Newswise — PHILADELPHIA – Reprogramming of the molecular pathways underlying normal metabolism is essential for T cell infection-fighting function and for the immune system to form a “memory” of the microbes it has already encountered. But exactly how metabolism in exhausted T cells is maintained in chronic infections and cancer is a missing element in this line of research. Now, a new study suggests that tweaking metabolic steps in combination with checkpoint blockade drugs may improve some cancer therapies, according to new research from the Perelman School of Medicine at the University of Pennsylvania. The team published their findings this week in Immunity.

When T cells are activated because of a microbe or a tumor in a host, “they have a lot of work to do. They need to make many copies of themselves by generating building blocks to make new cells,” said senior author E. John Wherry, PhD, director of the Institute for Immunology, a professor of Microbiology, and co-director of the Parker Institute for Cancer Immunotherapy at Penn. “T cells have to drastically change their energetic lifestyle, going from a sedentary couch potato existence to a being marathoner in a very short time.”

Physiologically, this transformation entails going from a “catabolic” existence of slow metabolic burn to an “anabolic” one in which the body revs up to generate chemical intermediates to build new cells. But T cells are hard wired to stop the fast lane anabolic mode after a certain time because functioning at that level is unsustainable.

“We found that as early as the first week of a chronic viral infection, even before severe T cell dysfunction becomes established, virus-specific T cells are already unable to match the bioenergetic demands of T cells generated during the height of fighting a well-contained viral infection in a mouse model,” Wherry said.
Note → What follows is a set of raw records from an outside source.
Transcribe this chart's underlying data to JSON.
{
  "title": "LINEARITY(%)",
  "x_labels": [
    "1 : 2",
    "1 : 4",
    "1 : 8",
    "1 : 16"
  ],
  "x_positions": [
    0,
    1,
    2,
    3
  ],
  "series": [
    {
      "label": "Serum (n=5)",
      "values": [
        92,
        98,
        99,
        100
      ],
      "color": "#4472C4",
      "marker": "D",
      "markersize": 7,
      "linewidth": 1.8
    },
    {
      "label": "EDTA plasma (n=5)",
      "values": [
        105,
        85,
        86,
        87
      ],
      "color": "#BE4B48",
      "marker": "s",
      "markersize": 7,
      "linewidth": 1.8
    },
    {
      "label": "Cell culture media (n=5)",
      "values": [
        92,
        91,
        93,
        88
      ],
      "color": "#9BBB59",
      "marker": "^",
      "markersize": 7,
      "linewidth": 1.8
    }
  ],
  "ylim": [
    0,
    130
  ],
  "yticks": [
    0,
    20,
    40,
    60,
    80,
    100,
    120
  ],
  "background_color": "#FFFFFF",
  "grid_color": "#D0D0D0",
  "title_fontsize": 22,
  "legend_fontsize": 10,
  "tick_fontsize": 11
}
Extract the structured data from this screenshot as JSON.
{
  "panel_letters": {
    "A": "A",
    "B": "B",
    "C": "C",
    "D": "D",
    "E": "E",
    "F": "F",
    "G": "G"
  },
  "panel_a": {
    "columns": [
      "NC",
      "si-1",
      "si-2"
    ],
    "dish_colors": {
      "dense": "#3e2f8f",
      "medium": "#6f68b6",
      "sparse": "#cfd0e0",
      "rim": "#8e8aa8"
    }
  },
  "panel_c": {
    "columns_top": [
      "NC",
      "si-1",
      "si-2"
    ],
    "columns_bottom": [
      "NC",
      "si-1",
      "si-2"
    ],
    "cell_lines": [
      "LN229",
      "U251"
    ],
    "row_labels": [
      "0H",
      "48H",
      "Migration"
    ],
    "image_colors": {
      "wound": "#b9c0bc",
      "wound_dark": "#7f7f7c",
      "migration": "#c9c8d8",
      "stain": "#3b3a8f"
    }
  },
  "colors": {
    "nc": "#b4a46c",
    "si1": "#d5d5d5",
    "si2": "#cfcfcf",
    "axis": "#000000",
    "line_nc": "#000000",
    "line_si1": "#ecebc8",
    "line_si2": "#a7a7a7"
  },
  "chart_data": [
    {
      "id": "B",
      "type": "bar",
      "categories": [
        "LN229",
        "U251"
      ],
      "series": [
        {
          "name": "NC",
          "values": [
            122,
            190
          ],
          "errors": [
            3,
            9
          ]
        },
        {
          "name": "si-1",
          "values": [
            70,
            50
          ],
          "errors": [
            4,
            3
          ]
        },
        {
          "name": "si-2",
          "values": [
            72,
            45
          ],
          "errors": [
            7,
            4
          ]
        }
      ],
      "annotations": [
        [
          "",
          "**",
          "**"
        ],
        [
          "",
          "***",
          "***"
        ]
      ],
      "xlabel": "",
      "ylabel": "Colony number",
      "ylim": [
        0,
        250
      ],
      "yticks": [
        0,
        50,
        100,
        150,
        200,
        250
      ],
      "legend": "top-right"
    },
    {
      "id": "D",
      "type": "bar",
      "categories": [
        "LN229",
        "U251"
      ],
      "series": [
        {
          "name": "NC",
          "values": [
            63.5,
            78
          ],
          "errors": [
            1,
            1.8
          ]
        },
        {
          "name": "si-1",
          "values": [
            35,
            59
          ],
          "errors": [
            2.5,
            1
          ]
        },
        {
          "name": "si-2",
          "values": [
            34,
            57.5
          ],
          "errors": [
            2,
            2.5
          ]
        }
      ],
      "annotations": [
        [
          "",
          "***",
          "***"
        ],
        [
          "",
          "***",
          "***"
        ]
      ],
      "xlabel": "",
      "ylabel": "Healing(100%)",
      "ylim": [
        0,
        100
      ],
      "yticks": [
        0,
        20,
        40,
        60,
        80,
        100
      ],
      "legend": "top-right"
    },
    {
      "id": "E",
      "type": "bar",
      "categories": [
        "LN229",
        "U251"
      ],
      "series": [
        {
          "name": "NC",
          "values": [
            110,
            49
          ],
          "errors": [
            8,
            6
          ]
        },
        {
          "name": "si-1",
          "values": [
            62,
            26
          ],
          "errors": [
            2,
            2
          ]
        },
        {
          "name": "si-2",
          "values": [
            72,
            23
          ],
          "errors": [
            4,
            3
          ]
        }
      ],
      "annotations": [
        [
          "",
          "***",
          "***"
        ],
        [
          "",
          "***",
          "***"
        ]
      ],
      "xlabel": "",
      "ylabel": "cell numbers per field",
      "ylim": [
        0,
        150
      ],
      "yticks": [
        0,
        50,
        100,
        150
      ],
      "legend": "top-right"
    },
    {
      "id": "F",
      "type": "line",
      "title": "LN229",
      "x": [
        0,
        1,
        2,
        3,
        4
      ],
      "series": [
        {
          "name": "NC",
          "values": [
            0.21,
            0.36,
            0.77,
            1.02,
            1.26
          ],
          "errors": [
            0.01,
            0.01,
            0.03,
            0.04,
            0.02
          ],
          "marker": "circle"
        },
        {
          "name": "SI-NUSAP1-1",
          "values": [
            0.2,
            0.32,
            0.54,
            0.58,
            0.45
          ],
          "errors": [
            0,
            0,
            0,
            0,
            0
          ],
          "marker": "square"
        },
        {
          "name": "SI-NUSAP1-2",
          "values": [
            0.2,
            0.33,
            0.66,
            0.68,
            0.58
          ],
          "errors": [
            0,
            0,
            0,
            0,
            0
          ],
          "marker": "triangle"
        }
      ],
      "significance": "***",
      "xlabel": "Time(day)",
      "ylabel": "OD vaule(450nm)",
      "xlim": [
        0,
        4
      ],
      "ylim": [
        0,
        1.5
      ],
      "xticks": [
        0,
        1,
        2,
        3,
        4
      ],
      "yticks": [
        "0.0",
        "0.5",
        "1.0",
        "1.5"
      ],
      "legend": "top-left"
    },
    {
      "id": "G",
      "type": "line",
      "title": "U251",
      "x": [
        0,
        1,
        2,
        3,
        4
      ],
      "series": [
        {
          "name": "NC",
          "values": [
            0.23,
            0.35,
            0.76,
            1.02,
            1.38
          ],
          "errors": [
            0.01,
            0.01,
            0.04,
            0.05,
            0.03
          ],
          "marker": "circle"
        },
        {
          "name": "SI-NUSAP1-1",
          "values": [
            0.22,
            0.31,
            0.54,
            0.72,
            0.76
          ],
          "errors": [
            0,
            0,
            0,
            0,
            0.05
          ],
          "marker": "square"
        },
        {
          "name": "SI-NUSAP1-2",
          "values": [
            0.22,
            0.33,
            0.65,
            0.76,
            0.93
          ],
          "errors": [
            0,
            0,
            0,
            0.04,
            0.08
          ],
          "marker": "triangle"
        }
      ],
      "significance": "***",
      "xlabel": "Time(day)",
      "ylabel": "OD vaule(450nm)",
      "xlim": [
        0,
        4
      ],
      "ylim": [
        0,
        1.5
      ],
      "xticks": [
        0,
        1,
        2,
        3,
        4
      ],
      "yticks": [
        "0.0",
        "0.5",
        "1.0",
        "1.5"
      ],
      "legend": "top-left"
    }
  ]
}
PD-1, a cell surface receptor and target of widely used cancer drugs, tells T cells to turn off the anabolic pathway, but other molecular signals say keep this pathway turned on because chronic infection or growing tumors are still present. “Now we have metabolically confused T cells,” Wherry said.

Many tumors make proteins that bind with PD-1 to shut down the T cell signal, and drugs that block this process are one of the most prolific areas of cancer research.

The team induced infection in mice using two different strains of the lymphocytic choriomeningitis virus (LCMV), a well-studied model system for exploring T cell biology. In one group of mice, the virus was cleared in a week by healthy, or effector T cells, and in another group the clearance was derailed because of T cells became exhausted. Effector T cells make an increased amount of anti-tumor or anti-microbe cytokines and do this by ramping up cell replication. Exhausted T cells, on the other hand, as their name implies, have lost that ability.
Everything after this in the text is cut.